Die Gerichtsverhandlung als Online-Meeting

 

 

 

 

 

 

 

 

Im Zuge der Corona-Krise wurden die Gerichte dazu angehalten, alle Verhandlungen, die nicht zwingend erforderlich sind, abzusagen. Rund 30.000 Tagsatzungen waren bereits davon betroffen. Viele stellen sich die Frage, wann und wie es weitergehen wird.

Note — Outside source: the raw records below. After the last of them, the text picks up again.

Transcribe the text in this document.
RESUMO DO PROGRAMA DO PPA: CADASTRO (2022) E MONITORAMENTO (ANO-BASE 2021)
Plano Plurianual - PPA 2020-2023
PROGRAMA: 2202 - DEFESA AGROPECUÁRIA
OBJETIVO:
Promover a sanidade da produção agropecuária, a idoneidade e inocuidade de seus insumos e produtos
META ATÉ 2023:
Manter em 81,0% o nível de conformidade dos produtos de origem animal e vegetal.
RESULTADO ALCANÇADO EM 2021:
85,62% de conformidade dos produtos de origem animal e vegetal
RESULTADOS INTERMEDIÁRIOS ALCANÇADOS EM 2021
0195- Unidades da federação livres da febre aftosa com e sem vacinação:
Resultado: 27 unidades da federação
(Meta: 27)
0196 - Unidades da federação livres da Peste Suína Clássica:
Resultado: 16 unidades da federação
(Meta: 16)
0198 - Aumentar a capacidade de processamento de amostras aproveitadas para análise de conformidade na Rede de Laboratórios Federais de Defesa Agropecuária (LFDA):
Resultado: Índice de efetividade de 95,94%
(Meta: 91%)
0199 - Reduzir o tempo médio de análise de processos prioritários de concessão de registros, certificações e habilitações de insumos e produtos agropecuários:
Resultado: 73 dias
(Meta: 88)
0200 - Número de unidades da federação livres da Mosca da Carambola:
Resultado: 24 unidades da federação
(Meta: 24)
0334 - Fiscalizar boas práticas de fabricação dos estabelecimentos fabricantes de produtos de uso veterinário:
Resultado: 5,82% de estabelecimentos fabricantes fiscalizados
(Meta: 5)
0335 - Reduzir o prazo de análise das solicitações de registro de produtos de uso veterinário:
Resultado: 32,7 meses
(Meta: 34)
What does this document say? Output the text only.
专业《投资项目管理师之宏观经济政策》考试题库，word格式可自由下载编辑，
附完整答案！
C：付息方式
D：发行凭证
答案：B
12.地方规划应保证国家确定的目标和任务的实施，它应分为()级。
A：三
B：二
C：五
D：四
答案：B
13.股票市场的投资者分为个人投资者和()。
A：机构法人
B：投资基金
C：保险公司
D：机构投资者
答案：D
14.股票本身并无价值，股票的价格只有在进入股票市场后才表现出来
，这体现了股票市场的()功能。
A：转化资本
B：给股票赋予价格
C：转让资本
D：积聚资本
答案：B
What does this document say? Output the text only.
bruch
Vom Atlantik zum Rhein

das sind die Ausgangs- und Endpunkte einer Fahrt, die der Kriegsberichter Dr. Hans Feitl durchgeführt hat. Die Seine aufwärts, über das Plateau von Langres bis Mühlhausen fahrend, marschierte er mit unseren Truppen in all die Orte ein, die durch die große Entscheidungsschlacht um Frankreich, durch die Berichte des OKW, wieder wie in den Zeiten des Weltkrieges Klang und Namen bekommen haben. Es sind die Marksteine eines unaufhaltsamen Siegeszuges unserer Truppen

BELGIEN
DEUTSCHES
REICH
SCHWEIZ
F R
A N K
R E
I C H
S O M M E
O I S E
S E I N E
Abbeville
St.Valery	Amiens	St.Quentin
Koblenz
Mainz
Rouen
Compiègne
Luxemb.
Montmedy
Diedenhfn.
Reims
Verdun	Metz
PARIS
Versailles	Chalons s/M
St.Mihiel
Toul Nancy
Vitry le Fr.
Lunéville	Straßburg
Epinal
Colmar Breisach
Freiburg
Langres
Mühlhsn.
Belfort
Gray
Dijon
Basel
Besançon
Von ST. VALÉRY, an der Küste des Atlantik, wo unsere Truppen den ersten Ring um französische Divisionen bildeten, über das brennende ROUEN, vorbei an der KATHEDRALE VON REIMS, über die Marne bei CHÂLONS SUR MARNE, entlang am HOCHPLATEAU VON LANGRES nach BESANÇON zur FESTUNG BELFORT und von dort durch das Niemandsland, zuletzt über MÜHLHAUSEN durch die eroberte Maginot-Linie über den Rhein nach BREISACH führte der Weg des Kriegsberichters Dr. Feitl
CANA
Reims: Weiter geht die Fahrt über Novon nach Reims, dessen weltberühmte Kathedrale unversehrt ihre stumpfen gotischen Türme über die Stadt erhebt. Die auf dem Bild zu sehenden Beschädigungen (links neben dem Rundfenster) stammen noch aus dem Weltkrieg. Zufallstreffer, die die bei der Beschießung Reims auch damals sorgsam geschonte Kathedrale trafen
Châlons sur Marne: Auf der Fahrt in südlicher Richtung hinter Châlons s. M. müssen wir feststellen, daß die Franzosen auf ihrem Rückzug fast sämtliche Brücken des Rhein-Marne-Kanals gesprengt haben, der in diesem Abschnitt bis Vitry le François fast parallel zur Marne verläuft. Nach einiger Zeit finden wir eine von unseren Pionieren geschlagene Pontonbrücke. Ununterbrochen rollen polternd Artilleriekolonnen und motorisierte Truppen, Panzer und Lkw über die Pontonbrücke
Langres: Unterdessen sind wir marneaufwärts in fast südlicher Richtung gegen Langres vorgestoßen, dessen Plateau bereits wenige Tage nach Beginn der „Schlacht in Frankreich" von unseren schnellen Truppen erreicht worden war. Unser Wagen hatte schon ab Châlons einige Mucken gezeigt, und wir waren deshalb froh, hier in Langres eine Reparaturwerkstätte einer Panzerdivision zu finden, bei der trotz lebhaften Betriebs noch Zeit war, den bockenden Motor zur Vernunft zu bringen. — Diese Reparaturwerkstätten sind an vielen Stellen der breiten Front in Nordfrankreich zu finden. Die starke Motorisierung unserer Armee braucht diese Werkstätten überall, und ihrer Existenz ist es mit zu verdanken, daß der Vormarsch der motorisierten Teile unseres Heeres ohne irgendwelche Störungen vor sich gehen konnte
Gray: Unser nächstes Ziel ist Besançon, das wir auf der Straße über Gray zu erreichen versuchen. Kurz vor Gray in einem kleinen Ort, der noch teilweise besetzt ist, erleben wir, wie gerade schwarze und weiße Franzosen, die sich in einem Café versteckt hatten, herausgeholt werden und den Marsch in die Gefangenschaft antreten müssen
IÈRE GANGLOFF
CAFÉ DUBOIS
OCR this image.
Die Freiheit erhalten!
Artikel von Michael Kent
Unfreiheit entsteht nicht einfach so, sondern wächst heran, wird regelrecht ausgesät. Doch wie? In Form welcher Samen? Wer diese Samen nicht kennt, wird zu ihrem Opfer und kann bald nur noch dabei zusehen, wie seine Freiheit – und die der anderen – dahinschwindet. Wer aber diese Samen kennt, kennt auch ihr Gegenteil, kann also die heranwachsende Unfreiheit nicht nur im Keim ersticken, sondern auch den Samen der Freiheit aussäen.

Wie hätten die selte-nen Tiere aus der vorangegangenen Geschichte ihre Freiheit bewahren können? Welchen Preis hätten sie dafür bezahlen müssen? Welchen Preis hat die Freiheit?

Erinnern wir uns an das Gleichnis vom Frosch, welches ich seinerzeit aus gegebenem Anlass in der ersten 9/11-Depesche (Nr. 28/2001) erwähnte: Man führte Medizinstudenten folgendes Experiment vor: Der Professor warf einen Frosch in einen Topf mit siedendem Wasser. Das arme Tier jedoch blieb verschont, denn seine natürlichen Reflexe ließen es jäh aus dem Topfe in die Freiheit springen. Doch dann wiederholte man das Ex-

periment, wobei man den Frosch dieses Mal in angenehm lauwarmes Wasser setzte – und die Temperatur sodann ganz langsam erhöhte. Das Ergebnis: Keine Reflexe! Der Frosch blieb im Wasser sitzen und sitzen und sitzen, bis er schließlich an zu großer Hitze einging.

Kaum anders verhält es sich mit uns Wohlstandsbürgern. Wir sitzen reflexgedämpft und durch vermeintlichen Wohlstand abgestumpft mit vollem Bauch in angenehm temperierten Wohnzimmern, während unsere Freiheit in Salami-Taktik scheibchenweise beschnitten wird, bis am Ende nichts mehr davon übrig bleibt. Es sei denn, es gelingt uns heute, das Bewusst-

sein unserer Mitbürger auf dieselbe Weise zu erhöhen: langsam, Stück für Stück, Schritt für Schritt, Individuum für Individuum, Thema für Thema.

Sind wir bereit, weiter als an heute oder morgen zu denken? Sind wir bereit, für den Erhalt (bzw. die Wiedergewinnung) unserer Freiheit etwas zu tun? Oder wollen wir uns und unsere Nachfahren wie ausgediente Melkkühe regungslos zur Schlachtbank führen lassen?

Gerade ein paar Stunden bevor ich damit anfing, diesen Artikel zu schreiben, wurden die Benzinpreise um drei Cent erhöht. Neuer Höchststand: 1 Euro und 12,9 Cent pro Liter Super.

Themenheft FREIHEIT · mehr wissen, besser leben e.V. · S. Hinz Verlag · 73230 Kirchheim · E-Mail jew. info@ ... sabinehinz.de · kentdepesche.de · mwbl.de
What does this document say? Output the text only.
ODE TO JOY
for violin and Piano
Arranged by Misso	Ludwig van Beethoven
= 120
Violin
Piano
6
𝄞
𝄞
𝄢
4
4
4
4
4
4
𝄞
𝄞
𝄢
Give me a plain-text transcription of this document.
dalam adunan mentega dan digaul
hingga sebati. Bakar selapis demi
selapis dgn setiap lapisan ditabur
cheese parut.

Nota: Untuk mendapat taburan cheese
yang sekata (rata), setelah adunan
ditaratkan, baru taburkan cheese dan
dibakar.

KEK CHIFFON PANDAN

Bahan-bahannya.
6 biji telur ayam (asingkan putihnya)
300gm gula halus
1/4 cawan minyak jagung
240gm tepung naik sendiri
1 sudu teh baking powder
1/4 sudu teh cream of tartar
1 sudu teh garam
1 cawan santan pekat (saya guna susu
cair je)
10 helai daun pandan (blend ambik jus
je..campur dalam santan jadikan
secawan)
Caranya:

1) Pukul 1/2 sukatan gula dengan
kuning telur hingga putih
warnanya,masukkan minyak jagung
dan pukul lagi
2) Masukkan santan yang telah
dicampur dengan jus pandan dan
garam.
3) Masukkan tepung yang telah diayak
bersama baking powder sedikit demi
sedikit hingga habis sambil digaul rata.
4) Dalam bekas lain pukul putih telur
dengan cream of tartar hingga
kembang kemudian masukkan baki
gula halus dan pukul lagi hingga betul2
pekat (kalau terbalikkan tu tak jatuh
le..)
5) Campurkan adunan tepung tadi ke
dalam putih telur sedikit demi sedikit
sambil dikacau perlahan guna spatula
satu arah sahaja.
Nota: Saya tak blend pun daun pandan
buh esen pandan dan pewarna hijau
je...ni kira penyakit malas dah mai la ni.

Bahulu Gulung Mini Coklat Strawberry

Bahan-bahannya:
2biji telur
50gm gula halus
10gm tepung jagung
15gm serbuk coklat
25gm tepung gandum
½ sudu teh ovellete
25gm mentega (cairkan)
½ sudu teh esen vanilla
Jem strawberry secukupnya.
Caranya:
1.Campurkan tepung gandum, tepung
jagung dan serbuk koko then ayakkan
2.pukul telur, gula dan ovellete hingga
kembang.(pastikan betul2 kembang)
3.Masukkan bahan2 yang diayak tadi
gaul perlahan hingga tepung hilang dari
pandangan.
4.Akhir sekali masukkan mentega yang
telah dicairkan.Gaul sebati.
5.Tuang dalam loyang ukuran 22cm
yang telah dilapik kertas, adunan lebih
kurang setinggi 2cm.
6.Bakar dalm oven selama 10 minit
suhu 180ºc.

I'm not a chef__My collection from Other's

Das Justizministerium plant aktuell, jene Maßnahmen, die bereits im täglichen Leben gelten, auf Verhandlungen anzuwenden. Das bedeutet, dass zukünftig hinter Plexiglasscheiben und mit Gesichtsmasken verhandelt wird. Für Richter wird es dadurch schwieriger, die Glaubwürdigkeit eines Zeugen beurteilen zu können. Zusätzlich wird ein Mindestabstand einzuhalten sein. Gerade bei Tagsatzungen, an denen viele Personen teilnehmen, wird dies kaum möglich sein. Die oftmals ungeeignete räumliche Situation an den Gerichten kommt erschwerend hinzu. Als Negativbeispiel gilt hier das in einem beengten Hochhaus gelegene Handelsgericht Wien. Hier soll pro Stockwerk in Zukunft nur mehr ein Verhandlungssaal zur Verfügung stehen, um unnötige Menschenansammlungen zu vermeiden.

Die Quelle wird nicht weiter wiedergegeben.